Yamba Surf Life Saving Club captain Steve Herbert at Yamba Main Beach yesterday, where crowds have exceeded 1000 every day this week.
Yamba Surf Life Saving Club captain Steve Herbert at Yamba Main Beach yesterday, where crowds have exceeded 1000 every day this week.

Yamba needs more lifesavers

A YAMBA lifeguard believes inadequate surf lifesaving services could jeopardise the Valley’s tourist trade, calling for funding to be expanded to meet the growing demands on our beaches.

An estimated 1200 people flocked to Yamba’s Main Beach on at least two days this week and more than 1000 each day for the rest of the week, making it the beach’s busiest of the season.

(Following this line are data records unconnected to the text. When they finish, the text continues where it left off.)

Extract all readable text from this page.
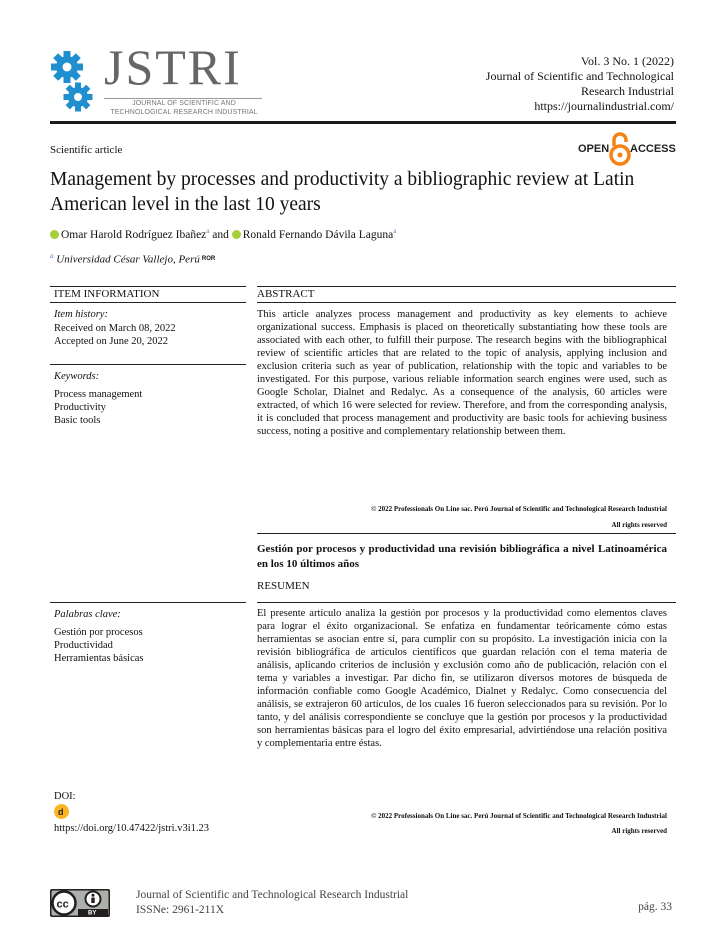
JSTRI
JOURNAL OF SCIENTIFIC AND TECHNOLOGICAL RESEARCH INDUSTRIAL
Vol. 3 No. 1 (2022)
Journal of Scientific and Technological
Research Industrial
https://journalindustrial.com/
Scientific article	OPEN ACCESS
Management by processes and productivity a bibliographic review at Latin American level in the last 10 years
Omar Harold Rodríguez Ibañez$^a$ and Ronald Fernando Dávila Laguna$^a$
$^a$ Universidad César Vallejo, Perú $^{ROR}$
ITEM INFORMATION
Item history:
Received on March 08, 2022
Accepted on June 20, 2022
Keywords:
Process management
Productivity
Basic tools
Palabras clave:
Gestión por procesos
Productividad
Herramientas básicas
DOI:
d
https://doi.org/10.47422/jstri.v3i1.23
ABSTRACT
This article analyzes process management and productivity as key elements to achieve organizational success. Emphasis is placed on theoretically substantiating how these tools are associated with each other, to fulfill their purpose. The research begins with the bibliographical review of scientific articles that are related to the topic of analysis, applying inclusion and exclusion criteria such as year of publication, relationship with the topic and variables to be investigated. For this purpose, various reliable information search engines were used, such as Google Scholar, Dialnet and Redalyc. As a consequence of the analysis, 60 articles were extracted, of which 16 were selected for review. Therefore, and from the corresponding analysis, it is concluded that process management and productivity are basic tools for achieving business success, noting a positive and complementary relationship between them.
© 2022 Professionals On Line sac. Perú Journal of Scientific and Technological Research Industrial
All rights reserved
Gestión por procesos y productividad una revisión bibliográfica a nivel Latinoamérica en los 10 últimos años
RESUMEN
El presente artículo analiza la gestión por procesos y la productividad como elementos claves para lograr el éxito organizacional. Se enfatiza en fundamentar teóricamente cómo estas herramientas se asocian entre sí, para cumplir con su propósito. La investigación inicia con la revisión bibliográfica de artículos científicos que guardan relación con el tema materia de análisis, aplicando criterios de inclusión y exclusión como año de publicación, relación con el tema y variables a investigar. Par dicho fin, se utilizaron diversos motores de búsqueda de información confiable como Google Académico, Dialnet y Redalyc. Como consecuencia del análisis, se extrajeron 60 artículos, de los cuales 16 fueron seleccionados para su revisión. Por lo tanto, y del análisis correspondiente se concluye que la gestión por procesos y la productividad son herramientas básicas para el logro del éxito empresarial, advirtiéndose una relación positiva y complementaria entre éstas.
© 2022 Professionals On Line sac. Perú Journal of Scientific and Technological Research Industrial
All rights reserved
cc
BY
Journal of Scientific and Technological Research Industrial
ISSNe: 2961-211X	pág. 33
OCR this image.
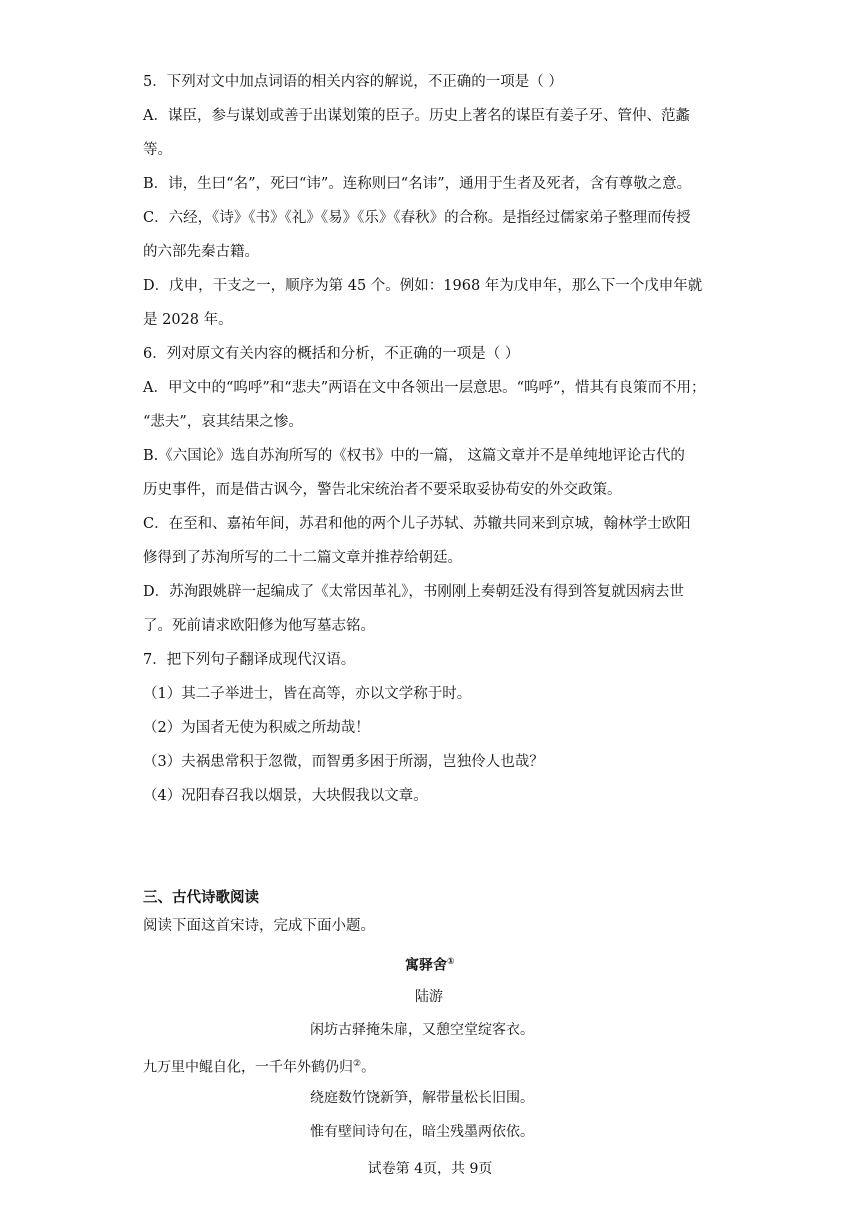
5．下列对文中加点词语的相关内容的解说，不正确的一项是（ ）
A．谋臣，参与谋划或善于出谋划策的臣子。历史上著名的谋臣有姜子牙、管仲、范蠡
等。
B．讳，生曰“名”，死曰“讳”。连称则曰“名讳”，通用于生者及死者，含有尊敬之意。
C．六经，《诗》《书》《礼》《易》《乐》《春秋》的合称。是指经过儒家弟子整理而传授
的六部先秦古籍。
D．戊申，干支之一，顺序为第 45 个。例如：1968 年为戊申年，那么下一个戊申年就
是 2028 年。
6．列对原文有关内容的概括和分析，不正确的一项是（ ）
A．甲文中的“呜呼”和“悲夫”两语在文中各领出一层意思。“呜呼”，惜其有良策而不用；
“悲夫”，哀其结果之惨。
B.《六国论》选自苏洵所写的《权书》中的一篇， 这篇文章并不是单纯地评论古代的
历史事件，而是借古讽今，警告北宋统治者不要采取妥协苟安的外交政策。
C．在至和、嘉祐年间，苏君和他的两个儿子苏轼、苏辙共同来到京城，翰林学士欧阳
修得到了苏洵所写的二十二篇文章并推荐给朝廷。
D．苏洵跟姚辟一起编成了《太常因革礼》，书刚刚上奏朝廷没有得到答复就因病去世
了。死前请求欧阳修为他写墓志铭。
7．把下列句子翻译成现代汉语。
（1）其二子举进士，皆在高等，亦以文学称于时。
（2）为国者无使为积威之所劫哉！
（3）夫祸患常积于忽微，而智勇多困于所溺，岂独伶人也哉？
（4）况阳春召我以烟景，大块假我以文章。
三、古代诗歌阅读
阅读下面这首宋诗，完成下面小题。
寓驿舍①
陆游
闲坊古驿掩朱扉，又憩空堂绽客衣。
九万里中鲲自化，一千年外鹤仍归②。
绕庭数竹饶新笋，解带量松长旧围。
惟有壁间诗句在，暗尘残墨两依依。
试卷第 4页，共 9页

Yamba Surf Life Saving Club captain of three years and former council lifeguard Steve Herbert said lifeguards were being placed in unrealistic situations and that there needed to be a minimum of two lifeguards at all patrolled beaches if equipment such as defibrillators were to be used effectively.

“I am speaking out of concern for the public and for the lifeguards who are placed in life-and-death situations,” the lifeguard veteran of 33 years said.

He said that although people are advised to swim between the flags, the lifeguard services extended to ‘cardiac arrest, cuts and broken ankles’ that could take lifeguards away from their primary patrol areas.

“You do whatever is needed,” Mr Herbert said

Australian Lifeguard Services, in its three-year tender application to Clarence Valley Council which was awarded in August last year, instigated the change from two lifeguard supervisors to one and from three relief lifeguards to one.

However, State manager for Australian Lifeguard Services, Stephen Leahy, said the service was continuing to operate at the same level of efficiency.

In a 2008 Coastal Risk Assessment Plan undertaken by council, the major recommendation was the provision of two lifeguards at all beaches previously serviced – a move that would in effect double the service cost. The only way council could meet this cost would be to reduce the number of beaches that were patrolled.

A Clarence Valley Council spokesman said lifeguard services had been extended by 63 days to accommodate Queensland holidays.

Mr Leahy said: “We work with council to ensure that they get the best service with their budget constraints. The level of service provision that is provided by a council can always be improved upon, but it is up to what ratepayers are prepared to pay,” he said.